O FUGITIVO
Era
José, simplesmente José, assim gostava que lhe chamassem. O mundo para ele era
uma viagem e José era um nome comum, se julgava comum e por onde passava era
apenas José.
Nunca
conversei com ele, as noticias que tive foram por ser folclórico. Em um pequeno
Distrito de Panorama por onde ficou por três meses e morava meu tio, consegui
ter mais informações. Refere tio Nelson que deu morada a José. Era um pequeno
celeiro na chácara que morava.
O moço,
descreve ele, era uma pessoa boa que me fazia companhia, sabe um velho morando
solitário na beira de um riacho gosta de um papo. Era bom papo.
Ficou
um tempo ajudando Seu Chico a cavar fossas, o Dé Bebum que o ajudava tinha
morrido.
Ele
tinha uma rotina, cada troco que recebia comprava um mantimento para pagar a
hospedagem, sempre vinha com óleo, farinha, toucinho ou outra coisa, quando
ganhava bem trazia uma carne melhor, sabe tenho porcos e galinhas, carne de boi
é festa. Não fumava e não bebia, mas não se incomodava com meu pito de corda da
tarde.
Tomava
o banho, comia comigo e papeava até a hora de dormir, falava direito, como
gente da cidade, sabia muita coisa interessante e repetia:
- Não
entendo a sociedade, quando vejo que não dá para entender no lugar que estou,
busco outro. Nunca falava mais que isto, nem de sua vida, apenas dizia, não
brigo, não mexo com mulher de ninguém e não incomodo.
-
Perguntei um dia se não tinha medo de sair à toa, sem saber se iria comer ou
ter um telhado e Le respondeu:
- Aqui
cavo fossa, sempre tem uma sujeira que dá dinheiro suficiente para comer, a
sociedade faz muita sujeira e as pessoas não gostam de limpar seu lixo. Sempre
tem alguém disposto apagar para limpar um terreno, preparar o estrume para a
lavoura, sempre tem um banheiro num bar da estrada que precisa ser limpo. Nunca
me faltou serviço e com o tempo arrumo um canto para deitar.
- Um
dia à tarde Seu Chico pagou o que devia, ele passou aqui pegou a roupa, deixou
um pedaço de carne boa na geladeira e desapareceu, saiu de novo pelo mundo.
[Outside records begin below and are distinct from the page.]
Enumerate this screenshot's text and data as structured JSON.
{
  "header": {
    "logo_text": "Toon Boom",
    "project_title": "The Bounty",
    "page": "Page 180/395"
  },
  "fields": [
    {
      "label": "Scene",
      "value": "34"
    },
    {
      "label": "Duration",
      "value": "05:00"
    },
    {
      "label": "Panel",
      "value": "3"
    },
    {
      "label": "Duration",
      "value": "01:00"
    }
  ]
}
Todo mundo ficou triste, era um sujeito bom e o compadre ficou inconsolável,
estava sem ninguém para ajudar a cavar as fossas.
Poucos
dias depois veio um parente do José procurando seu paradeiro. Ele me disse que
não era José seu nome, que o nosso José morava na Capital, tinha estudado e
estava em um bom emprego, não era louco e não tinha vícios, e num belo dia
pegou uma muda de roupa e sumiu. Deixou apenas um bilhete dizendo que gostava
de todo mundo, mas não entendia a sociedade e desapareceu sem deixar rastros.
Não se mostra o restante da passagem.